Christina E. Crawford (“In an extraordinary space,” page 20) is a historian of architecture and urban form, a licensed architect, and an urban designer who researches and writes about the agency of design during periods of intense transition. She is assistant professor of modern and contemporary architecture in the art history department at Emory University.


Michael R. Spicher (“Upon the rising stairs,” page 24) is a writer, editor, and philosopher based in Boston. He has researched, published, and spoken about the history and philosophy of beauty and taste for more than a decade. He is an editor for the Leonardo Electronic Almanac, published by MIT Press.

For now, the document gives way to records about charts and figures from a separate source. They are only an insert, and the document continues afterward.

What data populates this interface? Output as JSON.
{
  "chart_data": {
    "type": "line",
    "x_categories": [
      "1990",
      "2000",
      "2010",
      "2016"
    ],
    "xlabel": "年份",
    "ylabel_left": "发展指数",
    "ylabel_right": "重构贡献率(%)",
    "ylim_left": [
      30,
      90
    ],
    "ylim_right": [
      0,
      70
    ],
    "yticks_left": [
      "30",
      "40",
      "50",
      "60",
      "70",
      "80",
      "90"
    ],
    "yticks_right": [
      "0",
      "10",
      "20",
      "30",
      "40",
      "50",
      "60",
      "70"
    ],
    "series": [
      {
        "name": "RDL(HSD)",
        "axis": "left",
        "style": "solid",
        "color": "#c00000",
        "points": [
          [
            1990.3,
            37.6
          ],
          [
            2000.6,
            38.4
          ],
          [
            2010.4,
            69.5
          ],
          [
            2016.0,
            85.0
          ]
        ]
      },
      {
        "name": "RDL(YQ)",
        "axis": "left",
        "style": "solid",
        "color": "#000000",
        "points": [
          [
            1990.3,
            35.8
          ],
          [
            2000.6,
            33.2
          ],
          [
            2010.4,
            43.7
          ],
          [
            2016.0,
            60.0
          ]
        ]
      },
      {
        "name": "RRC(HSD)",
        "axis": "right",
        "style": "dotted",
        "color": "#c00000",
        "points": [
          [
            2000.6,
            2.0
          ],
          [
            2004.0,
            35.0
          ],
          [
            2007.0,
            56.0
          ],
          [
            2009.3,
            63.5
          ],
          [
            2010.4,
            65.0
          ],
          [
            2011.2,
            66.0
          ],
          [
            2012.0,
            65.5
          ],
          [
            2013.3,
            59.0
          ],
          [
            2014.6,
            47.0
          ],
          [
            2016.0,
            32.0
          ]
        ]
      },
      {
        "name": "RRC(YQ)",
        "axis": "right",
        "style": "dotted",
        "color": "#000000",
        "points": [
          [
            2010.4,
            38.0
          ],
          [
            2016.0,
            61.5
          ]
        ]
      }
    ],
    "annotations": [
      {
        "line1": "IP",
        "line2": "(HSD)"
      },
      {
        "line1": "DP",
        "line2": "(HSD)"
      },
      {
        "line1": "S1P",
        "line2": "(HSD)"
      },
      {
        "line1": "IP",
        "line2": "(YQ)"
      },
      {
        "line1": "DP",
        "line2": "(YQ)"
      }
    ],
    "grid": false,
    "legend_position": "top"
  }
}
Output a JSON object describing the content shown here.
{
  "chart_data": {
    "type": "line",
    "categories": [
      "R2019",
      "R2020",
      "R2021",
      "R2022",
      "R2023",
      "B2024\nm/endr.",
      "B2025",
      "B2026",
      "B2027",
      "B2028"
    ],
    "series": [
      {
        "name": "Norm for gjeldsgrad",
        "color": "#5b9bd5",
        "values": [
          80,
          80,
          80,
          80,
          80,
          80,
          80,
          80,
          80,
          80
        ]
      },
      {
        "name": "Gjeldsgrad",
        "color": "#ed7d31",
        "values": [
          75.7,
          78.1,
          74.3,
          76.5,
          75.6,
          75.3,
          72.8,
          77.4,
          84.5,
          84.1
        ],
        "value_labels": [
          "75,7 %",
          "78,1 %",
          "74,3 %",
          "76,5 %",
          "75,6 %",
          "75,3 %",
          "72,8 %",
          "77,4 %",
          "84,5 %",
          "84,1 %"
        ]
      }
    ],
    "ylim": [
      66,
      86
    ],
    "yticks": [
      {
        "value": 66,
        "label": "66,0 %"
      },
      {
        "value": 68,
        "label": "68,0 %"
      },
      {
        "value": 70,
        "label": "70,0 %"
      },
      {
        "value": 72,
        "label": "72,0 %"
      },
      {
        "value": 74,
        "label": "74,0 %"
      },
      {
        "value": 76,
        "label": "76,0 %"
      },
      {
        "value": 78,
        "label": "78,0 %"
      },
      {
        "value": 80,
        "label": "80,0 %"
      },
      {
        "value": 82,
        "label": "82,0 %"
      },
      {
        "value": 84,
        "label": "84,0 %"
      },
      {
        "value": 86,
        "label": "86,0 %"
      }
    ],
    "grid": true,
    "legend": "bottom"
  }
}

Henry Scollard AIA (“An idyll to the King,” page 26) is the founding principal of HANK, a full-service architecture and design firm, whose work includes a wide range of projects, from large-scale academic and cultural buildings to the commercial and hospitality sectors. He is currently working on Tourists, a destination hotel in North Adams, Massachusetts.


Elaine Scarry and Mark Pasnik AIA (“Beauty is a beast,” page 30)

Elaine Scarry is the Cabot Professor of Aesthetics at Harvard University. In addition to her recent book on Shakespeare’s sonnets, she is the author of The Body in Pain and On Beauty and Being Just.

Mark Pasnik AIA is principal of over,under, a multidisciplinary design firm. He is a professor at Wentworth Institute of Technology and coauthor of Heroic: Concrete Architecture and the New Boston.


Mark Lamster (“Informed sources,” page 40) is the architecture critic of The Dallas Morning News and a professor in the architecture school at the University of Texas at Arlington. He is the author of numerous books, including a forthcoming biography of the late architect Philip Johnson, to be published by Little, Brown.


David Huang (“Eye of the beholder,” page 56) is a senior associate at DP Architects, a multidisciplinary design practice in Singapore. For 14 years he lived in Boston, where he worked for TRO Jung|Brannen and Payette. He graduated from Cornell University in 2002 with a bachelor’s degree in architecture.